Crystal structure of a cytochrome P450 2B6 genetic variant in complex with the inhibitor 4-(4-chlorophenyl)imidazole at 2.0-A resolution

Abstract

The structure of the K262R genetic variant of human cytochrome P450 2B6 in complex with the inhibitor 4-(4-chlorophenyl)imidazole (4-CPI) has been determined using X-ray crystallography to 2.0-A resolution. Production of diffraction quality crystals was enabled through a combination of protein engineering, chaperone coexpression, modifications to the purification protocol, and the use of unique facial amphiphiles during crystallization.
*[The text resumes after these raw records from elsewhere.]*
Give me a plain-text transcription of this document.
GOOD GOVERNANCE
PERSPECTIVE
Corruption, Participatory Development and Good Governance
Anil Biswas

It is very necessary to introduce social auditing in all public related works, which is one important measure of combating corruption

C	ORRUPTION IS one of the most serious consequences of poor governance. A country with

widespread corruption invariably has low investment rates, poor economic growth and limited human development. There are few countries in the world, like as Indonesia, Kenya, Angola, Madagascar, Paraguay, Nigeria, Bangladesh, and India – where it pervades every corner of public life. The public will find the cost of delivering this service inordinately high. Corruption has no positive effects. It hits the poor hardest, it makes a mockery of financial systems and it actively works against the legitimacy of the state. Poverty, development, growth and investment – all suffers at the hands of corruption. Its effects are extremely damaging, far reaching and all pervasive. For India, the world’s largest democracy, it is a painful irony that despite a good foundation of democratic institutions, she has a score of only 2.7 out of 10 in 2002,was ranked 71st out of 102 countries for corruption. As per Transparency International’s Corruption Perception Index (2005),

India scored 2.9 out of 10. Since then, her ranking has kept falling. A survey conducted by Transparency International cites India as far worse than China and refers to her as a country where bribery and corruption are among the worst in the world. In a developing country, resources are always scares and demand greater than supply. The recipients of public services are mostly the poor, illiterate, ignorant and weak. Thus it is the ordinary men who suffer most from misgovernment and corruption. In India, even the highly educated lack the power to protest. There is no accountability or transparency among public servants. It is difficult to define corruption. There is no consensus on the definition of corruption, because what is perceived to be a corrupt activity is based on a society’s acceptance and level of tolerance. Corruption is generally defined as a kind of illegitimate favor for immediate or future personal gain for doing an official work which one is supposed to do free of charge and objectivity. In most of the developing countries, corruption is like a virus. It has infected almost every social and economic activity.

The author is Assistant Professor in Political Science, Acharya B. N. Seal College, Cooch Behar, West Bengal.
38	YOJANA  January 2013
The 2B6-4-CPI complex is virtually identical to the rabbit 2B4 structure bound to the same inhibitor with respect to the arrangement of secondary structural elements and the placement of active site residues. The structure supports prior P450 2B6 homology models based on other mammalian cytochromes P450 and is consistent with the limited site-directed mutagenesis studies on 2B6 and extensive studies on P450 2B4 and 2B1. Although the K262R genetic variant shows unaltered binding of 4-CPI, altered binding affinity, kinetics, and/or product profiles have been previously shown with several other ligands. On the basis of new P450 2B6 crystal structure and previous 2B4 structures, substitutions at residue 262 affect a hydrogen-bonding network connecting the G and H helices, where subtle differences could be transduced to the active site. Docking experiments indicate that the closed protein conformation allows smaller ligands such as ticlopidine to bind to the 2B6 active site in the expected orientation. However, it is unknown whether 2B6 undergoes structural reorganization to accommodate bulkier molecules, as previously inferred from multiple P450 2B4 crystal structures.

Fig. 1.

Divergent stereo view of the 2B6-4-CPI complex. The sequence is colored from the N terminus (blue) to the C terminus (red). The heme and partial Cymal-5 detergents are shown as red sticks. The 4-CPI inhibitor is shown as cyan sticks.

Fig. 2.

Protein sequence alignment of 2B4dH and 2B6dH(Y226H, K262R). The alignment also includes the N terminus of wild-type 2B6 to indicate changes made to the construct for expression and purification. Secondary structure of the 4-CPI complexes is indicated by boxes (α-helices) and underlined regions (β-strands). Mutations are marked in bold type. Diamonds indicate residues interacting with 4-CPI. The locations of known 2B6 SNPs are denoted by squares.

Fig. 3.

Divergent stereo view of an overlay of both 2B4 (purple) and 2B6 (green) 4-CPI complexes. The 2B6 heme and 4-CPI are shown in red, whereas the corresponding molecules in 2B4 are shown in blue. a, the overall structure of the human and rabbit enzymes, with an RMSD of 0.65 Å, are almost indistinguishable from one another. b, the active sites of 2B4 and 2B6 are shown. Residues found within a 5-Å radius of 4-CPI are depicted as sticks. An F_o − F_c simulated annealing omit map contoured at 3-σ clearly shows the 2B6 4-CPI and heme.

Fig. 4.

Ribbon-and-stick depiction of a typical pose for ticlopidine docking into the active site of a model of P450 2B6 based on the crystal structure of the 4-CPI complex. This and other similar poses are consistent with data that show ticlopidine to be oxidized on the thiophene ring and cause mechanism-based inactivation of P450 2B6.

Fig. 5.

Ribbon diagram showing the location of known SNPs (yellow sticks) in 2B6. Residues 99 and 476 (both glycine) are not shown as sticks, but locations are identified. The heme is shown as red sticks; 4-CPI, cyan sticks. The majority of the known 2B6 coding sequence variants contain substitutions that occur relatively far from the active site, and none of them actually lies within the active site.

Fig. 6.

Ribbon-and-stick diagram depicting the G and H helices region in the 2B4 bifonazole (orange; 2bdm), 1-(4-phenyl)benzylimidazole (1-PBI) (blue; 3g5n), and 4-CPI (green; 1suo) structures. Aligning the G and H helices in the absence of the remaining protein shows that this region maintains a consistent local structure despite larger movements in the overall protein (inset). The hydrogen-bonding network among His 252, Thr 255, Arg 262, Asp 263, and Asp 266 seems to link the G and H helices together throughout these shifts in secondary structure placement. These same interactions are also seen in the present 2B6 structure.